Pasar yang sebelumnya dikenal sangat kumuh dan semrawut tersebut kini berubah menjadi kawasan yang tertata rapi dan bersih.
Sujiwo mengungkapkan bahwa sebelum penataan dilakukan, banyak pihak yang mendesak dirinya untuk mengambil tindakan tegas berupa penggusuran.
Namun, setelah turun langsung meninjau lokasi, ia memilih untuk tidak menggunakan cara kekerasan demi melindungi nasib para pedagang kecil.
“Pasar ini beberapa bulan lalu menjadi salah satu yang semrawut, tidak tertata, dan super kumuh,” ujar Sujiwo pada Selasa (17/2/2026) malam.
Ia menyadari bahwa sebagian besar pedagang adalah warga asli Kubu Raya yang sedang berjuang mencari nafkah demi masa depan keluarga mereka.
Sujiwo sempat merasa dilema karena jika dilakukan penggusuran, para pedagang tersebut tidak memiliki lokasi alternatif yang cocok untuk berjualan pakaian.
Hingga suatu malam, ia mendapatkan sebuah ide atau ilham untuk melakukan penataan dengan cara memundurkan bangunan pedagang.
“Akhirnya saya turun, diskusi, kita mundurkan hampir sepuluh meter. Kemudian kita cat bareng, layout samakan, lampu dipasang,” kenangnya.
Pemerintah Kabupaten Kubu Raya turut memberikan bantuan berupa rolling door, material bangunan seperti semen dan pasir, hingga pengerahan alat berat.
Hasilnya sangat memuaskan, di mana para pedagang memberikan testimoni bahwa omzet penjualan mereka mengalami kenaikan drastis.
Bahkan, ada pedagang yang melaporkan kenaikan omzet hingga 100 persen lebih setelah kondisi pasar menjadi lebih nyaman bagi pembeli.
“Ada yang dari Rp200 ribu bisa Rp600 ribu. Ketika pasar bersih, nyaman, parkir tertata, pasti sunatullah pembeli akan ramai,” ucap Sujiwo dengan bahagia.
Bupati menegaskan komitmennya untuk selalu mengedepankan kepentingan rakyat kecil dalam setiap kebijakan pembangunan yang diambil.
Ia ingin selalu hadir, baik dalam suka maupun duka, untuk memastikan kebahagiaan masyarakat Kabupaten Kubu Raya tetap terjaga.
Kepala Desa Kapur, Fahmi, turut menyampaikan apresiasi setinggi-tingginya atas pendekatan humanis dan perhatian pribadi dari Bupati Sujiwo.
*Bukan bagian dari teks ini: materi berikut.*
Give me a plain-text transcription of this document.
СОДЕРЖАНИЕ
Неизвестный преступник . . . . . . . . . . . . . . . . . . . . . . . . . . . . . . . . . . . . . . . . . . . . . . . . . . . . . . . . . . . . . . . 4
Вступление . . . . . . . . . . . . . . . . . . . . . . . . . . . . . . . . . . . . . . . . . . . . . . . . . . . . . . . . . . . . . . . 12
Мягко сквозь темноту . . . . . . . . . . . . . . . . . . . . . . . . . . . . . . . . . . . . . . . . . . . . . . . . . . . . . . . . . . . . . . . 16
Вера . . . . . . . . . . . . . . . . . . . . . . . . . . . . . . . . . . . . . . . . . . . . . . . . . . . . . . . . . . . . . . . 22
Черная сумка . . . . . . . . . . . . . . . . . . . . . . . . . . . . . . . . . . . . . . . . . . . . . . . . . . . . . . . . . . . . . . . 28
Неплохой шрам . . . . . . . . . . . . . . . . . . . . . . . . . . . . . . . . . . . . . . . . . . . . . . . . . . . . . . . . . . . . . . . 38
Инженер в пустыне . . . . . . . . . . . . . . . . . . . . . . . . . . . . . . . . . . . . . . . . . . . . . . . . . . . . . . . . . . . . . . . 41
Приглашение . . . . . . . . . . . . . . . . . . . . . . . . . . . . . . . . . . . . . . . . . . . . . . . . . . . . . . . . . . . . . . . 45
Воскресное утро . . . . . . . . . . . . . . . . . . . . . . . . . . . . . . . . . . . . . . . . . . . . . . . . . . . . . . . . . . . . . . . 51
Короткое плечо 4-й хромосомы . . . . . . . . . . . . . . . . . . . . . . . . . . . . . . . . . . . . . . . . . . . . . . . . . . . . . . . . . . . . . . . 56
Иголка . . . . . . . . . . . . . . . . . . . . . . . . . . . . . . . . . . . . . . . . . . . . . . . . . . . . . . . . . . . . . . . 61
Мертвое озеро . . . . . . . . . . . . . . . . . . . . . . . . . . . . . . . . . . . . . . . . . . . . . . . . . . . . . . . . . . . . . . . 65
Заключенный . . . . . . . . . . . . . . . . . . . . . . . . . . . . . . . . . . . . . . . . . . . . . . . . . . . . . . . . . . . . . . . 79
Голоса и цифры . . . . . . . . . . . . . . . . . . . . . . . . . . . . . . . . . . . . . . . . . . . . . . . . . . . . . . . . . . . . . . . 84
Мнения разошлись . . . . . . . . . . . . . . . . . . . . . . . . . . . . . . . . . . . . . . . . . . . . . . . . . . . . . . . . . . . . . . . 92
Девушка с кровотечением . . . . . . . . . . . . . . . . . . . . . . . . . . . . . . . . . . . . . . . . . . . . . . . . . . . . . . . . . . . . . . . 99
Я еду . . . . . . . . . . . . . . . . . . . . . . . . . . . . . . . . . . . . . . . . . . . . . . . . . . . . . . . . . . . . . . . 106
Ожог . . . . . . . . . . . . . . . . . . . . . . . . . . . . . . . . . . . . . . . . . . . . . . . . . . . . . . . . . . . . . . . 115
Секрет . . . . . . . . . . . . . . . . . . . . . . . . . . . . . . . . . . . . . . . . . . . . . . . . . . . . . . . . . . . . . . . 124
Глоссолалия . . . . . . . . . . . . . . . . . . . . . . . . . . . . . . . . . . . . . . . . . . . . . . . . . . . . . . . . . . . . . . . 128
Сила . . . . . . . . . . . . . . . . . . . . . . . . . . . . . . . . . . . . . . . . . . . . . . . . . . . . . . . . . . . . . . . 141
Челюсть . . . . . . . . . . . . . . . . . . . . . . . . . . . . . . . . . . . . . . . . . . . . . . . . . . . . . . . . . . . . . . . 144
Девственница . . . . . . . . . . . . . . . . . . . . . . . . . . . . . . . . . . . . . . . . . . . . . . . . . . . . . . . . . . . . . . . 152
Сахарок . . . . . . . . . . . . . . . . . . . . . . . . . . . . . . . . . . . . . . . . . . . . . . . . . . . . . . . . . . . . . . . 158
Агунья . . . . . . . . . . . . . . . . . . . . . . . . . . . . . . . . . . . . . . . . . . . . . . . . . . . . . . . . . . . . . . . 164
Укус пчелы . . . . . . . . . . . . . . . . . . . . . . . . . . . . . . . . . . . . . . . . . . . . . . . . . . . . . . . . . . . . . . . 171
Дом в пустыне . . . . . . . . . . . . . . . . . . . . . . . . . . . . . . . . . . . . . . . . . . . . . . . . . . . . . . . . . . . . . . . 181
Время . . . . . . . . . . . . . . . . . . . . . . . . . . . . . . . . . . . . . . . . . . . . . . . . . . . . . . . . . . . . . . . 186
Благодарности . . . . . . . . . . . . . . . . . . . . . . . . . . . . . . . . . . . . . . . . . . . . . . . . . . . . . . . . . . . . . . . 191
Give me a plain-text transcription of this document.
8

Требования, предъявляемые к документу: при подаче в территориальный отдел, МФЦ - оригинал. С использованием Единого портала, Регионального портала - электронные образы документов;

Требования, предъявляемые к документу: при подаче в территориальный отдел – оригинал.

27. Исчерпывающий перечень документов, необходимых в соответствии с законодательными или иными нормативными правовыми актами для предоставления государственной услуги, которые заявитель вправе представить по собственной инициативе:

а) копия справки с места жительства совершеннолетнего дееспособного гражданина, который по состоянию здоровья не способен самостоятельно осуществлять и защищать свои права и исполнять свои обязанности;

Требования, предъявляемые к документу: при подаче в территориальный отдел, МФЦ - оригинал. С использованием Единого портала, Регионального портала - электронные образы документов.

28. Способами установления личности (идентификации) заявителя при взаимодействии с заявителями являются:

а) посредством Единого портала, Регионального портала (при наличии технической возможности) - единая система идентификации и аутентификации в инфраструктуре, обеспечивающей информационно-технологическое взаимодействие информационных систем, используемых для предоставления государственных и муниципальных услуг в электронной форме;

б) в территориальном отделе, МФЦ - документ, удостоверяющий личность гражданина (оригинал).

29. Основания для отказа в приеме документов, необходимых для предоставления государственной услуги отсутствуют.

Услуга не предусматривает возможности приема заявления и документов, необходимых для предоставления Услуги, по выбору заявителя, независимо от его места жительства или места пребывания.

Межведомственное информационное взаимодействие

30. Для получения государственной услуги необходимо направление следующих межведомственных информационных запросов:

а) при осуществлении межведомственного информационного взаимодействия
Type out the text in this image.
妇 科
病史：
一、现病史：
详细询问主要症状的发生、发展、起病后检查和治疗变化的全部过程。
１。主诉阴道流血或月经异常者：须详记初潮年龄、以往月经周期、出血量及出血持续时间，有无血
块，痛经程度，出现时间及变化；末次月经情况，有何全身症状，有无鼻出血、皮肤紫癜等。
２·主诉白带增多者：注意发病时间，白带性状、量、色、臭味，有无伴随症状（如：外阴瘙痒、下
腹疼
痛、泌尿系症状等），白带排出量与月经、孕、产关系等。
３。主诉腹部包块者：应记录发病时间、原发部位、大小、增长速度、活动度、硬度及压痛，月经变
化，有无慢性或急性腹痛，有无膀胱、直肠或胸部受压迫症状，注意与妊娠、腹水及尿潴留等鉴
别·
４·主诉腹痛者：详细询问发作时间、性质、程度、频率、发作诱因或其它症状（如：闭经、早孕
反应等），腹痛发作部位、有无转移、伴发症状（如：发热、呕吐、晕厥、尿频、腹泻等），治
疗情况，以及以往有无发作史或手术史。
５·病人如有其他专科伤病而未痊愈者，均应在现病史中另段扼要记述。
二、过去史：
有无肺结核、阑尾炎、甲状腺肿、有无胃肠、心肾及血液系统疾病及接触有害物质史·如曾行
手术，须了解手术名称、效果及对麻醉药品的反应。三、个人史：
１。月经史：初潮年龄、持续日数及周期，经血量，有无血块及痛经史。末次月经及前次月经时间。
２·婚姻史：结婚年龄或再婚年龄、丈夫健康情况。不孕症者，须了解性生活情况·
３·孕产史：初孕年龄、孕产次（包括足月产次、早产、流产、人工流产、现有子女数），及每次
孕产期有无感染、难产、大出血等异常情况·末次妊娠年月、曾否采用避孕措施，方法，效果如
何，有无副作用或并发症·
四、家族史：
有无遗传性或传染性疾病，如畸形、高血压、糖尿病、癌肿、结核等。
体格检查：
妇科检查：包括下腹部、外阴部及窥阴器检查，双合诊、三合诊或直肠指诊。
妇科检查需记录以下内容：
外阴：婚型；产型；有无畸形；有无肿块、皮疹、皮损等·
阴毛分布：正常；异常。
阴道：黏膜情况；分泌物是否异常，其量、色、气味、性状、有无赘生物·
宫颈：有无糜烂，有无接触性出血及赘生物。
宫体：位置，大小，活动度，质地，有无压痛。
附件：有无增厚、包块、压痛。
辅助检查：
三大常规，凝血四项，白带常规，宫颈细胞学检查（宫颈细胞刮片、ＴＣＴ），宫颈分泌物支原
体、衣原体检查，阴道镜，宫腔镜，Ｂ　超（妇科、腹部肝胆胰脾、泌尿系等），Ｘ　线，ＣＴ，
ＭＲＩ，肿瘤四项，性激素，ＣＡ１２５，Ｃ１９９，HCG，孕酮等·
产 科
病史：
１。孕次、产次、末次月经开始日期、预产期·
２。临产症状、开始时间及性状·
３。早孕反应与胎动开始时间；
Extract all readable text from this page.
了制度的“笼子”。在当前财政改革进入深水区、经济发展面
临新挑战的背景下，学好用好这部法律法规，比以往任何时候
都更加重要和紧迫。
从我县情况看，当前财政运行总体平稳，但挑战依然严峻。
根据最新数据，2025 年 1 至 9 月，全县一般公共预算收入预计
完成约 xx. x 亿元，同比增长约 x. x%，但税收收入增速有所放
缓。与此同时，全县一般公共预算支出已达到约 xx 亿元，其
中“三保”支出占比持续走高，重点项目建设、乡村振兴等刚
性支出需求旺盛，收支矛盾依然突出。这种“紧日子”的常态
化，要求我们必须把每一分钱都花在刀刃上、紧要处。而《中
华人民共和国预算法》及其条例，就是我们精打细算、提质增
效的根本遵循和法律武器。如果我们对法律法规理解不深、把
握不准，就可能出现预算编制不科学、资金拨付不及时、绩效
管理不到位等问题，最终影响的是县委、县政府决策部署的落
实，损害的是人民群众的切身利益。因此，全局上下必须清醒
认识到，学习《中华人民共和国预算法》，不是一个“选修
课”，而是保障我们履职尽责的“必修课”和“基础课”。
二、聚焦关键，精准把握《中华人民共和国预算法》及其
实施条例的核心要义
Fahmi menilai komunikasi yang dibangun Bupati selama proses penataan telah menciptakan keharmonisan antara pemerintah dan warga.
Pemerintah daerah berencana akan terus mempercantik kawasan tersebut dengan membangun taman kecil serta pemasangan neon box nama pasar.
Klaritas identitas ‘Pasar Kapur Raya’ diharapkan semakin memperkuat daya tarik kawasan tersebut sebagai destinasi belanja warga.